We then assessed the climate-mediated impact of ENSO, representing the portion of ENSO’s influence on resilience that is mediated through in-situ climatic variables (precipitation, temperature, and solar radiation). This was quantified by evaluating how ENSO-driven climate anomalies affected vegetation resilience. Linear regression was used to measure the co-variation between climatic variability and AC dynamics (Supplementary Fig. 7), and Chi-square tests were applied to assess the association between ENSO events and climatic anomalies (P < 0.05, Supplementary Fig. 8). By spatially overlaying these relationships, the impact on resilience was coded as either positive (“1”) or negative (“−1”). For example, if resilience and precipitation were positively correlated, and ENSO events predominantly caused negative precipitation anomalies in the region, the ENSO-precipitation impact on resilience was recorded as “−1”. We summed the climate-mediated effects of key ENSO–climate variables to quantify their overall impact (Fig. 3c–h). This analysis was also conducted for future scenarios (Supplementary Fig. 10).

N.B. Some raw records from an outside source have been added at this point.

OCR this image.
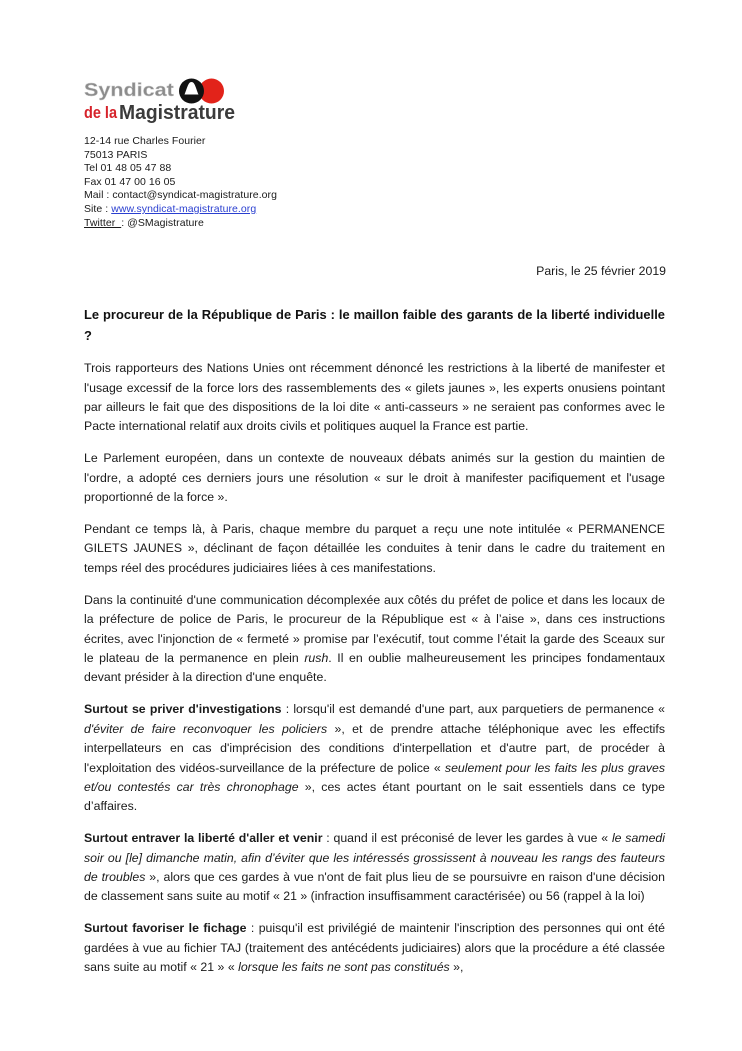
Syndicat
de la Magistrature
12-14 rue Charles Fourier
75013 PARIS
Tel 01 48 05 47 88
Fax 01 47 00 16 05
Mail : contact@syndicat-magistrature.org
Site : www.syndicat-magistrature.org
Twitter  : @SMagistrature
Paris, le 25 février 2019
Le procureur de la République de Paris : le maillon faible des garants de la liberté individuelle ?

Trois rapporteurs des Nations Unies ont récemment dénoncé les restrictions à la liberté de manifester et l'usage excessif de la force lors des rassemblements des « gilets jaunes », les experts onusiens pointant par ailleurs le fait que des dispositions de la loi dite « anti-casseurs » ne seraient pas conformes avec le Pacte international relatif aux droits civils et politiques auquel la France est partie.

Le Parlement européen, dans un contexte de nouveaux débats animés sur la gestion du maintien de l'ordre, a adopté ces derniers jours une résolution « sur le droit à manifester pacifiquement et l'usage proportionné de la force ».

Pendant ce temps là, à Paris, chaque membre du parquet a reçu une note intitulée « PERMANENCE GILETS JAUNES », déclinant de façon détaillée les conduites à tenir dans le cadre du traitement en temps réel des procédures judiciaires liées à ces manifestations.

Dans la continuité d'une communication décomplexée aux côtés du préfet de police et dans les locaux de la préfecture de police de Paris, le procureur de la République est « à l’aise », dans ces instructions écrites, avec l'injonction de « fermeté » promise par l’exécutif, tout comme l’était la garde des Sceaux sur le plateau de la permanence en plein rush. Il en oublie malheureusement les principes fondamentaux devant présider à la direction d'une enquête.

Surtout se priver d'investigations : lorsqu'il est demandé d'une part, aux parquetiers de permanence « d'éviter de faire reconvoquer les policiers », et de prendre attache téléphonique avec les effectifs interpellateurs en cas d'imprécision des conditions d'interpellation et d'autre part, de procéder à l'exploitation des vidéos-surveillance de la préfecture de police « seulement pour les faits les plus graves et/ou contestés car très chronophage », ces actes étant pourtant on le sait essentiels dans ce type d’affaires.

Surtout entraver la liberté d'aller et venir : quand il est préconisé de lever les gardes à vue « le samedi soir ou [le] dimanche matin, afin d’éviter que les intéressés grossissent à nouveau les rangs des fauteurs de troubles », alors que ces gardes à vue n'ont de fait plus lieu de se poursuivre en raison d'une décision de classement sans suite au motif « 21 » (infraction insuffisamment caractérisée) ou 56 (rappel à la loi)

Surtout favoriser le fichage : puisqu'il est privilégié de maintenir l'inscription des personnes qui ont été gardées à vue au fichier TAJ (traitement des antécédents judiciaires) alors que la procédure a été classée sans suite au motif « 21 » « lorsque les faits ne sont pas constitués »,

Statistical significance test of regional AC trend

Similar to the climate-mediated impacts, we also quantified the positive and negative atmospheric synchronization impacts as “+1” and “−1”, respectively, and then summed both synchronization (Fig. 3a) and climate-mediated (Fig. 3h) impacts to derive the total impact. Based on these total impacts, we classified the global vegetated areas into three categories for each ENSO type (El Niño, La Niña, and overall ENSO): (i) ENSO-positively affected regions, where the sum of synchronization and climate-mediated effects is greater than zero; (ii) ENSO-negatively affected regions, where the sum is less than zero; and (iii) no ENSO impact regions, where the sum equals zero. Pairwise comparisons were then conducted between these categories using Student’s t-test and the Mann-Whitney U test11 (Fig. 3b). In each test, 5000 samples were randomly selected from each category, and both tests were repeated 10 times to obtain multiple P-values. If the majority of P-values for a given comparison were significant (P < 0.05), the Benjamini-Hochberg correction was applied to control for Type I errors (false positives) due to multiple comparisons100,101. Results were considered statistically significant when both the raw and adjusted P-values were below 0.05. The statistical test results are presented in Supplementary Tables 1, 2, and 3.